Words typed and then backspaced.
Stories aborted. 
Stories abandoned.
Feelings not worded.
Thoughts that did not materialize.
Songs that were loved but never saved in playlist.
Letters that were unwritten.
Letters that were written but not sent.
Gifts that weren’t bought.
Calls that were not made.
Messages that were not sent.
Places that weren’t visited.
Money that wasn’t spent.
Those bags and shoes that weren’t bought.
Diary and pens too.


I have my own share of them.
Everyone has.
Some I regret. Most I don’t.
I still live.
Trying with all my might, to protect the good.
Overlooking the bad.
Striving to not add to anymore regrets.
I do all that which makes my heart smile.


I eat.I walk.
I work.I love. 
I live.

The Battles of the Civils

Post lunch sessions – the time when Ms. Sleep is out there, with all her fanfare, luring you to embrace her. And you sit there smitten by her looks, waiting for one chance to reach out and hold her hands. But then the cold vibes of the devil reaches you. “Mister you are approaching enemy’s territory. Step back !”
You hear a gunshot. And a battle starts. A battle, to keep your eyes open. A battle, to concentrate on the screen that sits in front of you. And you know you cannot afford to lose this. You have to win. So what do you do?

I open MS Word and write this. Occasionally pressing alt and tab keys just to give my charade the touch of authenticity. One should always keep 7-8 work files open at any given time. And master the use of alt and tab. Believe me, this comes in very handy when anyone approaches you.

Hey there, this is my first post from my new work place. I write this at my utmost comfort as I work on MS Word all day long. Poets of the Fall playlist is playing on youtube in the background. All this because I am too bored to start scripting what I have to. Some damned fictitious Mossberg Company wants me to calculate their working capital, quick ratio and current ratio.

Ok! Did I hear any of you gasp in horror? “Oh My God she is letting out confidential details of her work!” Cut the drama there. You really have no clue what I actually do, so just chill.

Yaar… I thought Wednesdays were supposed to be the most productive day of the week.
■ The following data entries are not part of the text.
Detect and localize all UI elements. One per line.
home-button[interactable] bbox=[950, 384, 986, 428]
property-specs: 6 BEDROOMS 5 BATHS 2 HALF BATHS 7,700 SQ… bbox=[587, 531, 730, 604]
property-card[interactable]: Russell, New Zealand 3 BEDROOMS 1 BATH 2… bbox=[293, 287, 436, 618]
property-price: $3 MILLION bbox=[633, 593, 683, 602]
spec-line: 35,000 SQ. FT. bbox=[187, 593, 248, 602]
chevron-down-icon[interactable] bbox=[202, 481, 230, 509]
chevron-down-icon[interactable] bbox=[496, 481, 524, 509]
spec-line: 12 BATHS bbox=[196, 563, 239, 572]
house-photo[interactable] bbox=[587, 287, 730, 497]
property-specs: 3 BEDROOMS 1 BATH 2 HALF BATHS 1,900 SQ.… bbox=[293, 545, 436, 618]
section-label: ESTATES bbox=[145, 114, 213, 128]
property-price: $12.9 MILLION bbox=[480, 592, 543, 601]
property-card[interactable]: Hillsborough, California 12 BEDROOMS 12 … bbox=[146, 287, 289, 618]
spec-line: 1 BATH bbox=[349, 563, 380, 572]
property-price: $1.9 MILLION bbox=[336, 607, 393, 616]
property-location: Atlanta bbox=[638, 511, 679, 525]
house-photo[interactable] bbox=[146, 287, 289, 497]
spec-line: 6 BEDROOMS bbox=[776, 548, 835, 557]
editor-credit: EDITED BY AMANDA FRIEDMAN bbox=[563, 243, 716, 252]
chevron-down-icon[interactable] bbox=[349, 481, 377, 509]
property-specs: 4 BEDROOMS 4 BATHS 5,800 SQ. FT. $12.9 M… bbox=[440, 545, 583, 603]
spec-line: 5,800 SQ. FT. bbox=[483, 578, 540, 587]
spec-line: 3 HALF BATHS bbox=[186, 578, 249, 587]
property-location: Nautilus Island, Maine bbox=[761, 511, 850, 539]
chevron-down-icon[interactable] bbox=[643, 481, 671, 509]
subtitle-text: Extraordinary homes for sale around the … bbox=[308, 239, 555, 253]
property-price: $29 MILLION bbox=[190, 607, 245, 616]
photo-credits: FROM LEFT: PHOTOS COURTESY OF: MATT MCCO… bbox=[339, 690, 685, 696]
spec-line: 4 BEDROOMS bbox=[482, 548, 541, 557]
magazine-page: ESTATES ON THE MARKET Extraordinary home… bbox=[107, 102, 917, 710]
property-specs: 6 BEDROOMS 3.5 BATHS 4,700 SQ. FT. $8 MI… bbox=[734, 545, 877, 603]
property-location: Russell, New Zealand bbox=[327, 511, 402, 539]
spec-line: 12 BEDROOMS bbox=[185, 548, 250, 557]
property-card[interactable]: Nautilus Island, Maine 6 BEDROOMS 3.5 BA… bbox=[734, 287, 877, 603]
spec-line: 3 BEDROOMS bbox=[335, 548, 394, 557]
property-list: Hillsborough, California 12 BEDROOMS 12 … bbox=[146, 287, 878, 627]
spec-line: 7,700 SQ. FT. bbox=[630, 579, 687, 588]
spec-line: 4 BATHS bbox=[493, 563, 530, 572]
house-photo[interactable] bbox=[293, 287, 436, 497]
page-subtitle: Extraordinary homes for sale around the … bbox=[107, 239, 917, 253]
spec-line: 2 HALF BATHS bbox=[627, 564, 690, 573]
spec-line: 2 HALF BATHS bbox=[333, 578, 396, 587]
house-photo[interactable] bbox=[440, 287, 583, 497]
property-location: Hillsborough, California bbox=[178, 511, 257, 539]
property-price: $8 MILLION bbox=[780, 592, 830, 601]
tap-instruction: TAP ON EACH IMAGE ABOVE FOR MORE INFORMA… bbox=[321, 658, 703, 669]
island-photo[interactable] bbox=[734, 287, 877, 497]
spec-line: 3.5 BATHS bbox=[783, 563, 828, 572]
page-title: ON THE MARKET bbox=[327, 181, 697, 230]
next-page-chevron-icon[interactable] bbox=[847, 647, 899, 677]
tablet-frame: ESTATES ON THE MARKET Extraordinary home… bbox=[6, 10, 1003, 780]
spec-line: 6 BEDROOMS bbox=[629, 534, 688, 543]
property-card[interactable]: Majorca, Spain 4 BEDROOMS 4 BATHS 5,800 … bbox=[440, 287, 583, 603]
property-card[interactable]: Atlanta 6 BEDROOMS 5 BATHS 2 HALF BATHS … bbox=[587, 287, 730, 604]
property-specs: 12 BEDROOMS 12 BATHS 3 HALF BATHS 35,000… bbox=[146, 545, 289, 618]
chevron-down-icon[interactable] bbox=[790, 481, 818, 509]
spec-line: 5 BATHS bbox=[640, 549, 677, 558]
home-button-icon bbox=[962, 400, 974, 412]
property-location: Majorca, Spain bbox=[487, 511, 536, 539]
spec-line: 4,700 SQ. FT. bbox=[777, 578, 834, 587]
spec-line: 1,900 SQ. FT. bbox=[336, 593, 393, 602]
What is up with you dear Wednesday. Why are you so tiresome today. Half of the office floor is on leave. And rest of them are buried in their own laptops and systems tic-ticking away their day. I am also doing something similar.
But this particular script that I have to start is weighing me down. But eventually I will have to do it. So I guess I will stop my free flying here and get back to duty. You people also stop reading the blog and get back to your work. Don’t worry dude… the day is soon gonna come to a close. Don’t let your hopes waiver. Keep fighting!

Have a brave post lunch session.


PS: I’ll am actually risking to open blogger and posting it right now in office.